I’ve always been fond of my birthdate, it pleased me as a nerdy kid to have a birthday right after Earth day (rhyme!) and when I later found out that Shakespeare was born and died on the day1 it added some class. Two years ago I learned that the day is also St. George’s day, but it wasn’t until very recently I even looked at what he was patron of. Turns out, totally appropriate birth-day saint, since he was also Palestinian. Rock.
Anyhow, as of late I’ve been all embroidery-y and trying to use stitching as just another media, something to draw with and be just another “graphic mark“. I am not a single media person at all, and I’ve been trying to better integrate my stitching into the other work I do and have done. So. I figured, birthdays? Totally a good push to do something about it and what better than a haiographic saint icon to work with as a subject?

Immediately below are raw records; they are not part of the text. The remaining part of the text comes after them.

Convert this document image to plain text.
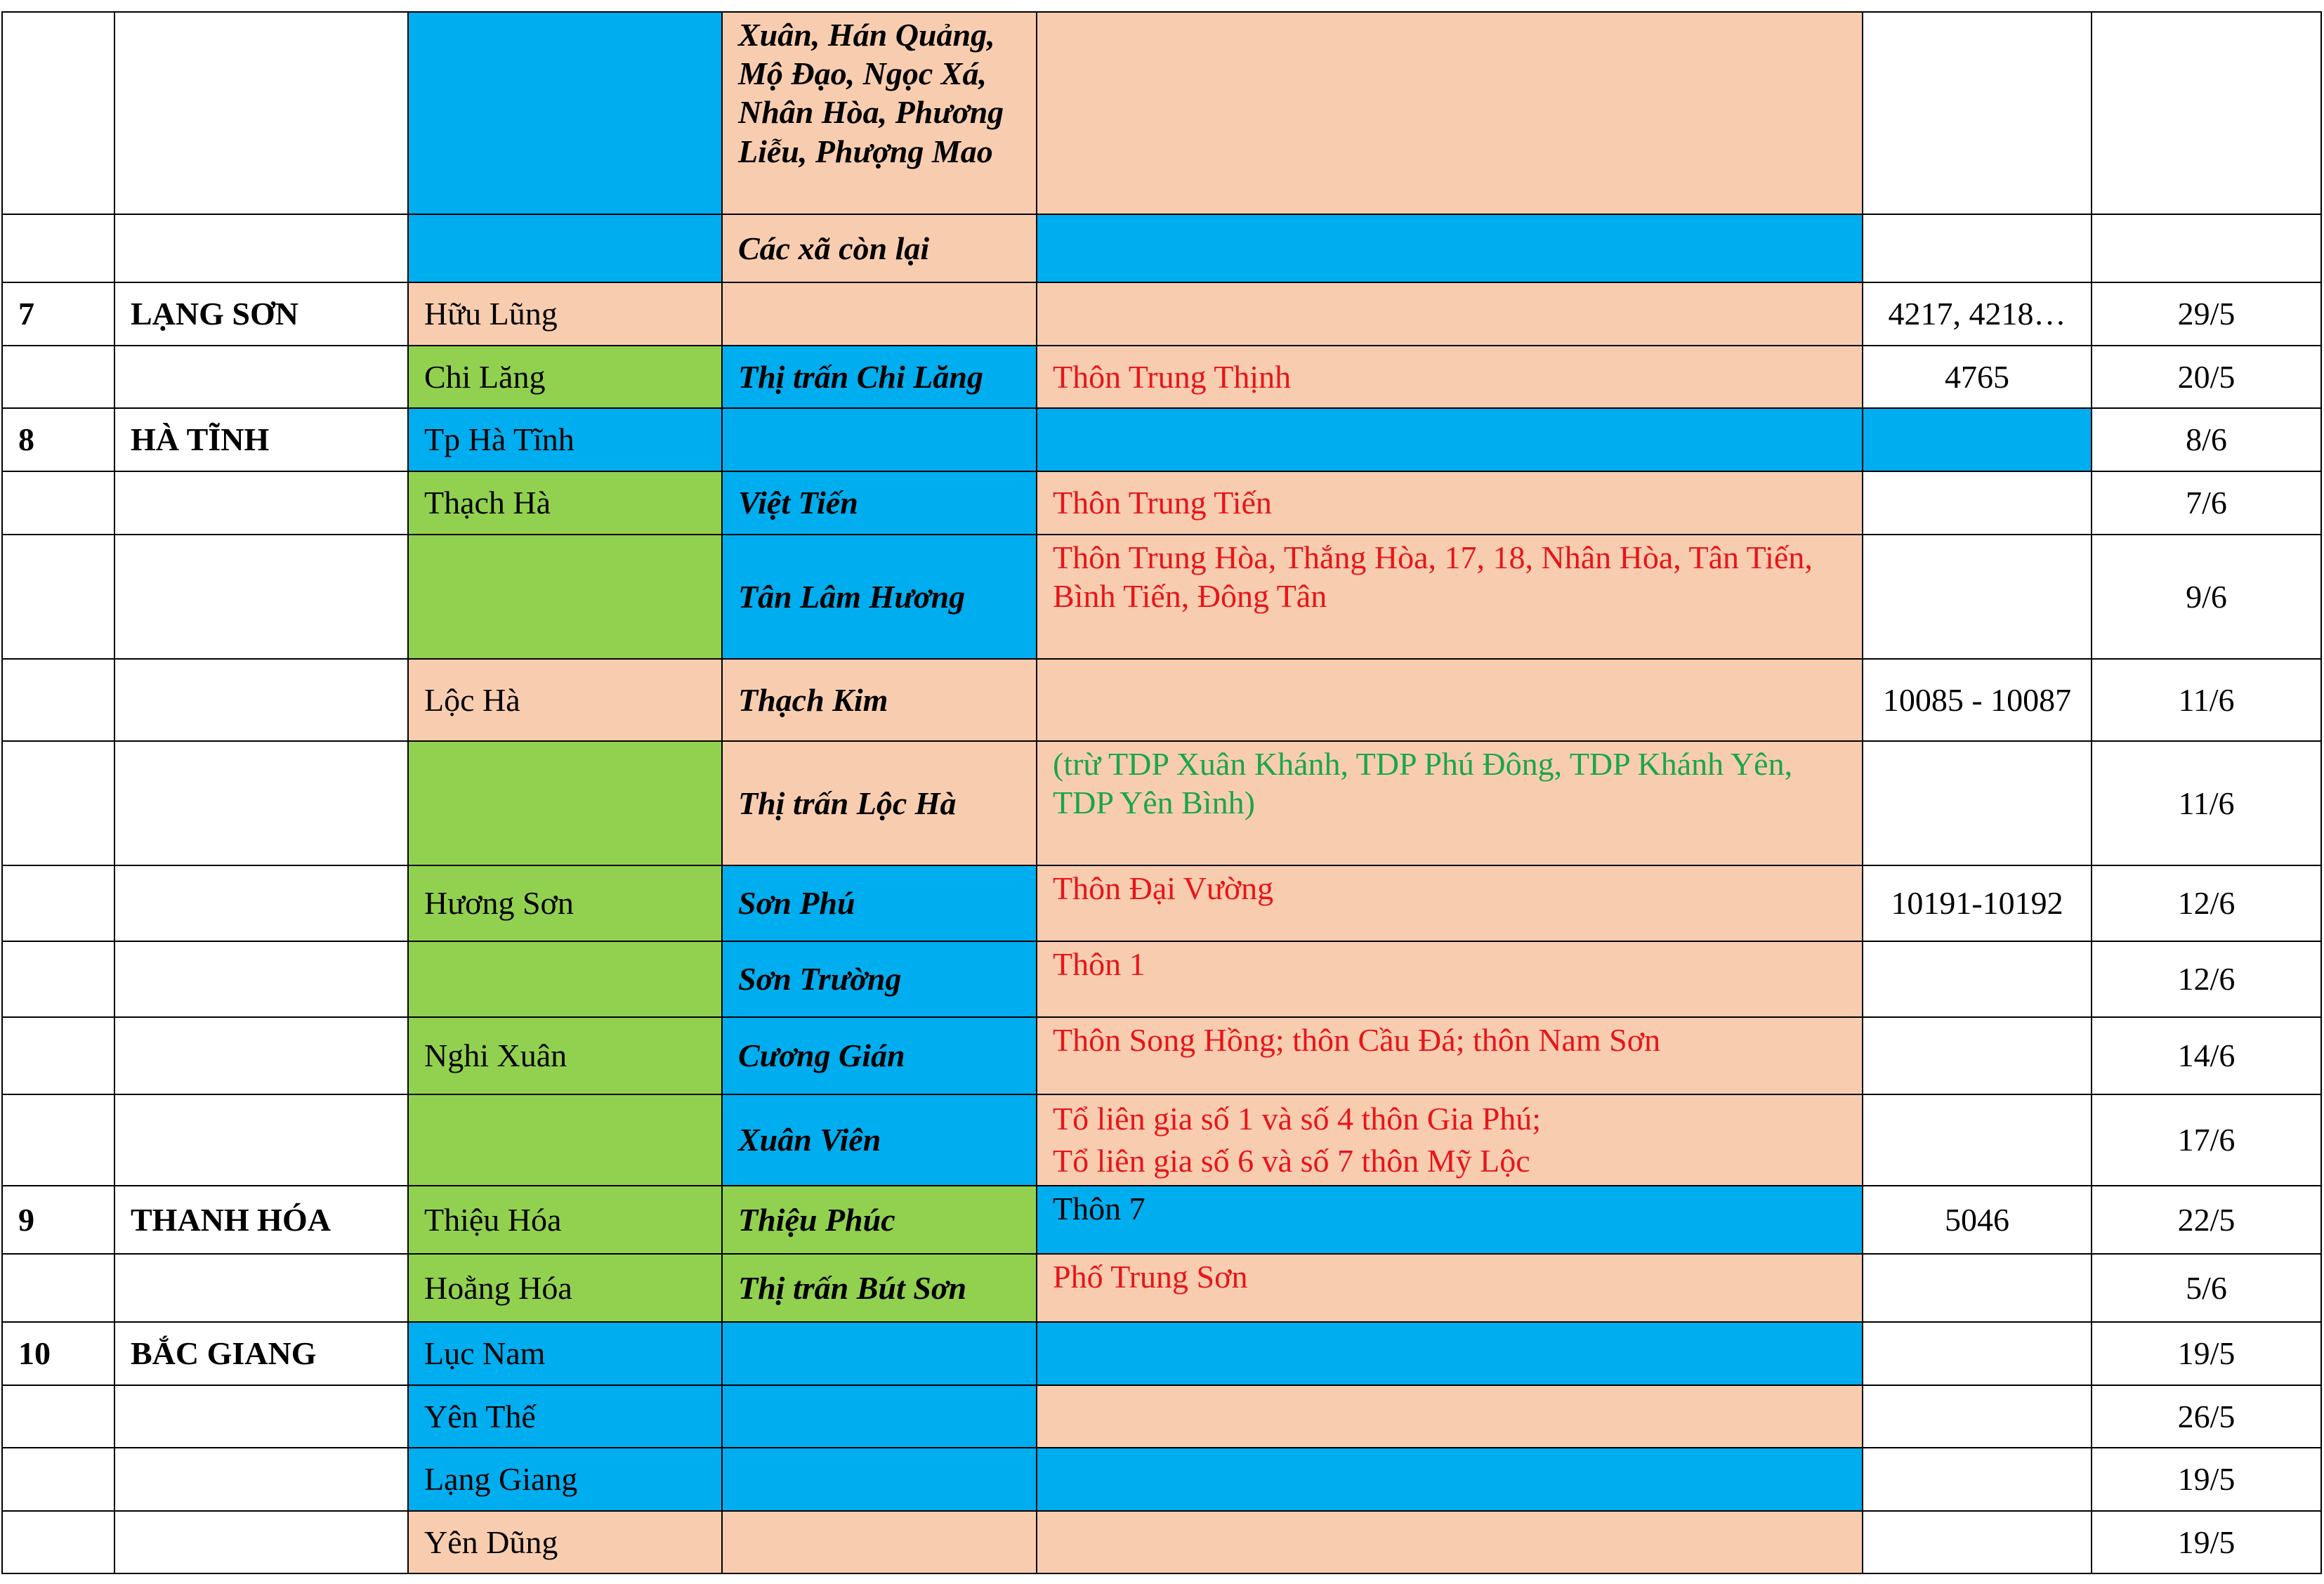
			Xuân, Hán Quảng, Mộ Đạo, Ngọc Xá, Nhân Hòa, Phương Liễu, Phượng Mao			
			Các xã còn lại			
7	LẠNG SƠN	Hữu Lũng			4217, 4218…	29/5
		Chi Lăng	Thị trấn Chi Lăng	Thôn Trung Thịnh	4765	20/5
8	HÀ TĨNH	Tp Hà Tĩnh				8/6
		Thạch Hà	Việt Tiến	Thôn Trung Tiến		7/6
			Tân Lâm Hương	Thôn Trung Hòa, Thắng Hòa, 17, 18, Nhân Hòa, Tân Tiến, Bình Tiến, Đông Tân		9/6
		Lộc Hà	Thạch Kim		10085 - 10087	11/6
			Thị trấn Lộc Hà	(trừ TDP Xuân Khánh, TDP Phú Đông, TDP Khánh Yên, TDP Yên Bình)		11/6
		Hương Sơn	Sơn Phú	Thôn Đại Vường	10191-10192	12/6
			Sơn Trường	Thôn 1		12/6
		Nghi Xuân	Cương Gián	Thôn Song Hồng; thôn Cầu Đá; thôn Nam Sơn		14/6
			Xuân Viên	Tổ liên gia số 1 và số 4 thôn Gia Phú;
Tổ liên gia số 6 và số 7 thôn Mỹ Lộc		17/6
9	THANH HÓA	Thiệu Hóa	Thiệu Phúc	Thôn 7	5046	22/5
		Hoằng Hóa	Thị trấn Bút Sơn	Phố Trung Sơn		5/6
10	BẮC GIANG	Lục Nam				19/5
		Yên Thế				26/5
		Lạng Giang				19/5
		Yên Dũng				19/5
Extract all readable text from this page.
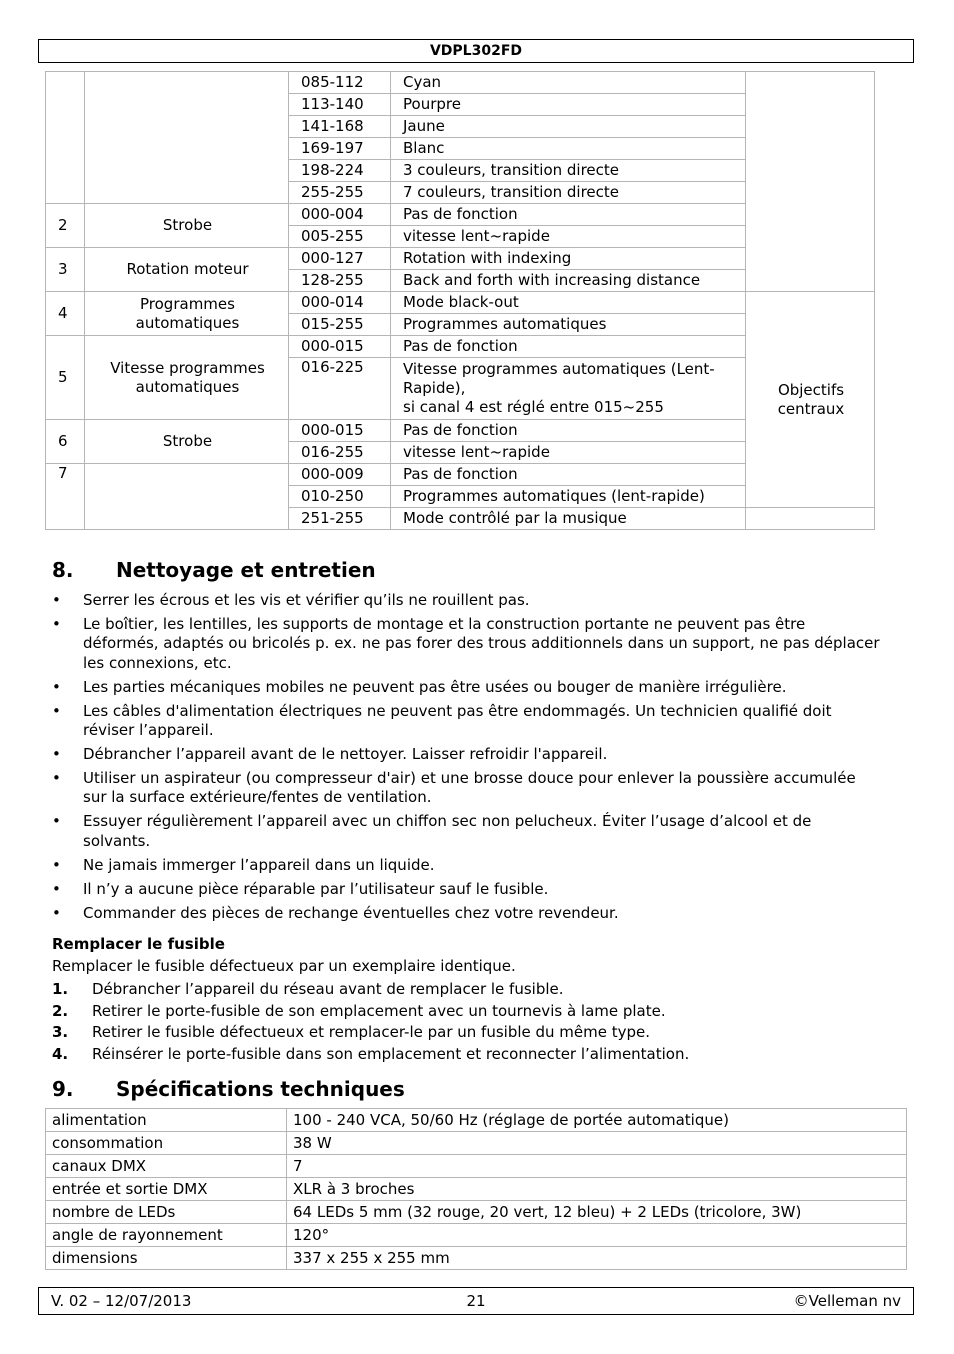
VDPL302FD
		085-112	Cyan		
		113-140	Pourpre		
		141-168	Jaune		
		169-197	Blanc		
		198-224	3 couleurs, transition directe		
		255-255	7 couleurs, transition directe		
2	Strobe	000-004	Pas de fonction		
		005-255	vitesse lent~rapide		
3	Rotation moteur	000-127	Rotation with indexing		
		128-255	Back and forth with increasing distance		
4	Programmes automatiques	000-014	Mode black-out	Objectifs centraux	
		015-255	Programmes automatiques		
5	Vitesse programmes automatiques	000-015	Pas de fonction		
		016-225	Vitesse programmes automatiques (Lent-Rapide),
si canal 4 est réglé entre 015~255		
6	Strobe	000-015	Pas de fonction		
		016-255	vitesse lent~rapide		
7		000-009	Pas de fonction		
		010-250	Programmes automatiques (lent-rapide)		
		251-255	Mode contrôlé par la musique		
8. Nettoyage et entretien
•	Serrer les écrous et les vis et vérifier qu’ils ne rouillent pas.
•	Le boîtier, les lentilles, les supports de montage et la construction portante ne peuvent pas être déformés, adaptés ou bricolés p. ex. ne pas forer des trous additionnels dans un support, ne pas déplacer les connexions, etc.
•	Les parties mécaniques mobiles ne peuvent pas être usées ou bouger de manière irrégulière.
•	Les câbles d'alimentation électriques ne peuvent pas être endommagés. Un technicien qualifié doit réviser l’appareil.
•	Débrancher l’appareil avant de le nettoyer. Laisser refroidir l'appareil.
•	Utiliser un aspirateur (ou compresseur d'air) et une brosse douce pour enlever la poussière accumulée sur la surface extérieure/fentes de ventilation.
•	Essuyer régulièrement l’appareil avec un chiffon sec non pelucheux. Éviter l’usage d’alcool et de solvants.
•	Ne jamais immerger l’appareil dans un liquide.
•	Il n’y a aucune pièce réparable par l’utilisateur sauf le fusible.
•	Commander des pièces de rechange éventuelles chez votre revendeur.
Remplacer le fusible
Remplacer le fusible défectueux par un exemplaire identique.
1. Débrancher l’appareil du réseau avant de remplacer le fusible.
2. Retirer le porte-fusible de son emplacement avec un tournevis à lame plate.
3. Retirer le fusible défectueux et remplacer-le par un fusible du même type.
4. Réinsérer le porte-fusible dans son emplacement et reconnecter l’alimentation.
9. Spécifications techniques
alimentation	100 - 240 VCA, 50/60 Hz (réglage de portée automatique)
consommation	38 W
canaux DMX	7
entrée et sortie DMX	XLR à 3 broches
nombre de LEDs	64 LEDs 5 mm (32 rouge, 20 vert, 12 bleu) + 2 LEDs (tricolore, 3W)
angle de rayonnement	120°
dimensions	337 x 255 x 255 mm
V. 02 – 12/07/2013	21	©Velleman nv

There was a lot of image searching to get the brain churning. What bothered me about a lot of the traditional icons was that a) the dragon came from a lake, not a cave guys; 2) always the dragon is being stabbed in the image, which is false advertising as St. George doesn’t kill the dragon right there— he puts this princess’ girdle on it and takes it back to the village to bully them all into being baptised; 3) he was a Roman soldier and part Palestinian, something not often reflected in his face or clothing (which is just how religious arts work traditionally, but still2). So I did a drawing, transferred it to my fabric and got to work.
Overall, it worked out to eight days of stitching on the MAX (I tend to read on the bus legs of the trip, as it is jouncy and hard to work precisely) and a lovely afternoon of painting, 12-15 hours total. Which isn’t bad, especially considering that a chunk of that was technical dead time anyhow.
The end result I’m super happy with, its a step in a good direction, I think. I love stitching and embroidery because it is like painting and sculpting and sewing all together.
All in all, a nice way to ring out my 25th year and bring in the next.
1. According to the Julian calendar.
2. I think this is partially why the knight/dragon thing is so medival and England, because it was painted that way so often, despite the whole thing going down in the late third century.